3. The intelligence data transmission method according to claim 2, characterized in that, Decrypting the authorization code received from the target terminal to obtain the serial number from the authorization code includes: The authorization code is decrypted to obtain the serial number with the first timestamp appended. If the time interval between the first timestamp and the current time is less than a preset time interval, the sequence number is obtained.

4. The intelligence data transmission method according to claim 1, characterized in that, The step of verifying the serial number of at least one terminal device in the obtained authorization code according to preset authorization information, and obtaining the verification result of the serial number, includes: The serial number is verified based on each preset serial number in the preset authorization information; If at least one of the preset serial numbers matches the serial number, the serial number verification result is determined to be valid.

5. The intelligence data transmission method according to claim 1, characterized in that, The serial number is a device serial number encrypted using a secure hash algorithm.

6. An intelligence data transmission device, characterized in that, include: The serial number verification module is used to verify the serial number of at least one terminal device in the obtained authorization code according to the preset authorization information, and obtain the verification result of the serial number. The data packet acquisition module is used to determine that the verification result is valid for the serial number, encrypt the intelligence data, and acquire an offline data packet including the intelligence data; The intelligence data transmission module is used to send the offline data packet to the terminal device, so that the terminal device can decrypt the offline data packet and obtain the intelligence data; The data packet acquisition module is also used for: After confirming that the verification result indicates the serial number is valid, the authorization application parameters corresponding to the serial number are obtained from the preset authorization information.
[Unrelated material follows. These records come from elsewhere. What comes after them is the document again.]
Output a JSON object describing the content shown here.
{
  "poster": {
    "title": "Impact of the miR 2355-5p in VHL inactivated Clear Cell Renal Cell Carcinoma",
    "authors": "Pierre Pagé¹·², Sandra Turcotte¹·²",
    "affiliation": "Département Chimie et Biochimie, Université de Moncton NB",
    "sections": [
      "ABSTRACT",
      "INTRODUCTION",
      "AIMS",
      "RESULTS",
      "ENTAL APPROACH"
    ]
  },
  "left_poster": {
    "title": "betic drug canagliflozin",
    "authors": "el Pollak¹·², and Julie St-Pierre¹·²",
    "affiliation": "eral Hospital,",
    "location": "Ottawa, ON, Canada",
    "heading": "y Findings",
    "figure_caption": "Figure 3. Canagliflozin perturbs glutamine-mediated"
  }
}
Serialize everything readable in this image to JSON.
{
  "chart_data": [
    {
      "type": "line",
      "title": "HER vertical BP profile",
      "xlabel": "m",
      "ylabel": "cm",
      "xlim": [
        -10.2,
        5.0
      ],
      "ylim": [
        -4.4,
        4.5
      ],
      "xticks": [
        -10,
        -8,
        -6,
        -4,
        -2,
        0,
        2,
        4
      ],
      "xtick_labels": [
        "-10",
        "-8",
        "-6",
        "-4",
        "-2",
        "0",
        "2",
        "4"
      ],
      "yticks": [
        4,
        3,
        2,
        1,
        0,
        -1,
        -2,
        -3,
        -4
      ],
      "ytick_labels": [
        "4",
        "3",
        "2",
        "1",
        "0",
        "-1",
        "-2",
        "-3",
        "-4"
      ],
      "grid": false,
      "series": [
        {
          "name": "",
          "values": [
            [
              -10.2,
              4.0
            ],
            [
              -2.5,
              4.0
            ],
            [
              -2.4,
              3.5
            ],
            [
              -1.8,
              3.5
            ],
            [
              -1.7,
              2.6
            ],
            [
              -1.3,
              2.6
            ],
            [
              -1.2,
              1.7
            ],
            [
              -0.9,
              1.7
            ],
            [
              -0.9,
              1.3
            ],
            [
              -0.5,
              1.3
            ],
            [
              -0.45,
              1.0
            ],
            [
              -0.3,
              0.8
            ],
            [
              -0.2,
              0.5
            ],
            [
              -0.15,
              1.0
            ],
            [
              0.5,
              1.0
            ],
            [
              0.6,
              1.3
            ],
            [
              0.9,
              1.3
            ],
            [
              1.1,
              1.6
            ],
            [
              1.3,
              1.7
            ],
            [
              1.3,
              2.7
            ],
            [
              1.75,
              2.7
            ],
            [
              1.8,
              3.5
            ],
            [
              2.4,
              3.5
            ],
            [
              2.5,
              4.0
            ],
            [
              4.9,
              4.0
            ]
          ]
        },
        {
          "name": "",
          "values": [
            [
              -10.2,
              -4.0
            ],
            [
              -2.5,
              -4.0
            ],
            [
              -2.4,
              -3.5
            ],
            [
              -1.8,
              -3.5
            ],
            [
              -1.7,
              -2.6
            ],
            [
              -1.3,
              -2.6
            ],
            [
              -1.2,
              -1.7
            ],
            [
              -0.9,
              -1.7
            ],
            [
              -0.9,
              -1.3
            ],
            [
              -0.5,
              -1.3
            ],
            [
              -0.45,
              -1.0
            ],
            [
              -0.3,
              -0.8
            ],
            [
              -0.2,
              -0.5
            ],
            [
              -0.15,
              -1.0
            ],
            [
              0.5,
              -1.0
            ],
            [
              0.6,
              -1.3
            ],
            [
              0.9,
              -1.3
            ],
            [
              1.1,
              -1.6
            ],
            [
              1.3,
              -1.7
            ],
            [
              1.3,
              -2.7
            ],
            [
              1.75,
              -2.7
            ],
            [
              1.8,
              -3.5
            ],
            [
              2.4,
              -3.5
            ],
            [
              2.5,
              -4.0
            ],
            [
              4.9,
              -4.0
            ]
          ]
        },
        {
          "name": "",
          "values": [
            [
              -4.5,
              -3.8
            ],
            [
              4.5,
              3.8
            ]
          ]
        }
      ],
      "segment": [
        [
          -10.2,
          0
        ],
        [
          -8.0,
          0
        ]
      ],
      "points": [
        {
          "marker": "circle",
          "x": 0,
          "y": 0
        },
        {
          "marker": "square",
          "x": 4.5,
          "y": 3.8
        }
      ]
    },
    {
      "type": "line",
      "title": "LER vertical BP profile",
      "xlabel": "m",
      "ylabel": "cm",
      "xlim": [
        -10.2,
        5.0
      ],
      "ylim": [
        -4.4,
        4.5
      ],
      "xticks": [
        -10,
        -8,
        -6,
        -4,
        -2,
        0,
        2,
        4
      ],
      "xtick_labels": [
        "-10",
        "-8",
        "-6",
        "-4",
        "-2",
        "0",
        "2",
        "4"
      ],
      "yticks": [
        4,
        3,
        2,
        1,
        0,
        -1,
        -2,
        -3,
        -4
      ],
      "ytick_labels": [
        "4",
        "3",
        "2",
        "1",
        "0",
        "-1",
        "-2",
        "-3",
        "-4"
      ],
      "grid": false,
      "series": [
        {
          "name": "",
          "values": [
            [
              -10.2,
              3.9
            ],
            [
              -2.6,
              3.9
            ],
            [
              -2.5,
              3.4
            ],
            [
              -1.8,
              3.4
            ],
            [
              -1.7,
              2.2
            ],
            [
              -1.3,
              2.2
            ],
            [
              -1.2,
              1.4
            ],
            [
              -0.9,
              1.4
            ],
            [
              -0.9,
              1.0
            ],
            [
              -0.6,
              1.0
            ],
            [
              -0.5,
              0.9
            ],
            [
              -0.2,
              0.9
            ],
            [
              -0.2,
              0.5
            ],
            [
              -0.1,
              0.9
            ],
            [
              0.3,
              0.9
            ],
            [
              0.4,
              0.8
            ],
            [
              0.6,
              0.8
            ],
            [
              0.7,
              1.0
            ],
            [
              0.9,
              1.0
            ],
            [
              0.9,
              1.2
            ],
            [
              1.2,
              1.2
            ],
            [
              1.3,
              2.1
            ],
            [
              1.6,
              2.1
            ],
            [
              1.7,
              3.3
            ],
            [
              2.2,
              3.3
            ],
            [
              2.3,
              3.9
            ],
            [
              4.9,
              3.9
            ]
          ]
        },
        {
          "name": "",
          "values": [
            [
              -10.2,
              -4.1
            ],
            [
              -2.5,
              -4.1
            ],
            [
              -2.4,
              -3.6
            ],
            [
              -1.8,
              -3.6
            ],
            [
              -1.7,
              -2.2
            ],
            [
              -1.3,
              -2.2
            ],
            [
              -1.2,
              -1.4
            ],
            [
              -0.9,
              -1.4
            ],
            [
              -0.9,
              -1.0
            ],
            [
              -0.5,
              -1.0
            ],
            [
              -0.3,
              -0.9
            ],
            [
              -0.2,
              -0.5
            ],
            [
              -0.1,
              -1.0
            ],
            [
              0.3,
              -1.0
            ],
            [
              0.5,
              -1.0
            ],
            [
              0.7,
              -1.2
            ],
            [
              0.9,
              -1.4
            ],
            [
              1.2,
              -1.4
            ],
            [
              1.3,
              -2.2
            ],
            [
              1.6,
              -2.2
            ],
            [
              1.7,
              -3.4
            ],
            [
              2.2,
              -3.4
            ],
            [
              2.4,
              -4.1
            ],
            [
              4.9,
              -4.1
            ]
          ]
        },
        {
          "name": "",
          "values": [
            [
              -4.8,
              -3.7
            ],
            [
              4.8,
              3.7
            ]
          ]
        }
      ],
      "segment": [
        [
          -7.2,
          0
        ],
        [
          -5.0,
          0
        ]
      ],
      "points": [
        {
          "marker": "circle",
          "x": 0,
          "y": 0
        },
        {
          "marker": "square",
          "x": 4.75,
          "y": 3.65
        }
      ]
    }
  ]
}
Based on the intelligence type and intelligence time interval in the authorization application parameters, the intelligence database is traversed to obtain the intelligence data corresponding to the intelligence type within the intelligence time interval from the intelligence database. The data packet acquisition module is specifically used for: The intelligence data is encrypted using a preset key to obtain an encrypted data packet; The offline data packet is generated based on the encrypted data packet and the data packet identifier corresponding to the encrypted data packet; The data packet identifier is obtained by encrypting the preset key with a second timestamp appended to the serial number of the terminal device; The second timestamp is the timestamp when the data packet identifier was generated.

7. An electronic device comprising a processor and a memory storing a computer program, characterized in that, When the processor executes the computer program, it implements the intelligence data transmission method according to any one of claims 1 to 5.

8. A computer-readable storage medium having a computer program stored thereon, characterized in that, When the computer program is executed by the processor, it implements the intelligence data transmission method according to any one of claims 1 to 5.